Published 10:30 am Wednesday, July 26, 2023

Getting your Trinity Audio player ready...

As kids, we were taught the story of the boy who cried wolf. 

It’s hard not to think about that story when trying to wrap your head around the Carlee Russell situation, where the Hoover, Alabama woman told police she’d seen a small child walking on the interstate. She said she stopped to help and was kidnapped. 

Her disappearance quickly became a national story.

People everywhere sympathized with her. Absolutely everyone would stop if they saw a young child walking the interstate alone, just a few steps from being hit by a car. 

Two days later, she was back home and more questions remained, but at least she was home.

But, as it turns out, all of it was a hoax. 

The Hoover Police Department and other agencies found no evidence that anything that Russell reported occurred. Russell has now apologized, admitting that none of it was true. She said in a statement that she didn’t see a baby. She wasn’t kidnapped. It was all made up. Now, Russell has lost her job and potentially faces charges for filing a false police report. We have no idea why this happened, or why Russell made this up. 

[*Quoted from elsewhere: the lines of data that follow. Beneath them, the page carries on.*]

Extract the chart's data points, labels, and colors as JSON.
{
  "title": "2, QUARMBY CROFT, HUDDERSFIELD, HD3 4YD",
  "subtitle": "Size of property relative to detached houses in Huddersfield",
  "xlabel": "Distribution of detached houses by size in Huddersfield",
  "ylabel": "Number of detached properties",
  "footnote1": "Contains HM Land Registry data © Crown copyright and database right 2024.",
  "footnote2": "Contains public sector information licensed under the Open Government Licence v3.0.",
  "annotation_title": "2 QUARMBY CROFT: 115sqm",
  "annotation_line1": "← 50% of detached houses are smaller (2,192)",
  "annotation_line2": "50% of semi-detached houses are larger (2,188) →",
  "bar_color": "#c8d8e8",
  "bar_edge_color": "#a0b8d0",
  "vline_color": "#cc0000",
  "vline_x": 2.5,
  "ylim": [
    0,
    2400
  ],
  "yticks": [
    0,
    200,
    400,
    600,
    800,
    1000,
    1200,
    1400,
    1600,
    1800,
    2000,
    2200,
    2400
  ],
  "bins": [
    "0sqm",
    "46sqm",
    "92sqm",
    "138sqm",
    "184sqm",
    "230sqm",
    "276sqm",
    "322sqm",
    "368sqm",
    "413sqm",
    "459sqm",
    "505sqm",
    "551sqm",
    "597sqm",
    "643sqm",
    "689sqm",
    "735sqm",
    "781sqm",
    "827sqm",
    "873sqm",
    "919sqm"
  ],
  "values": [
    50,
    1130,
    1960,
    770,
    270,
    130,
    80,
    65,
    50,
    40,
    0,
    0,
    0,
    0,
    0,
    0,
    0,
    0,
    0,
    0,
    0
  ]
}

Filing a false report means people with real problems and real emergencies are put on the backburner for an emergency that never occurred. It means tens of thousands of dollars — if not hundreds of thousands — in taxpayer money is put toward investigating something that didn’t need investigating.

When someone goes missing, no one should have to ask if it’s a made-up crime. But every time an incident like this occurs, where someone makes up something of this magnitude, it adds a little more doubt. And that’s a shame.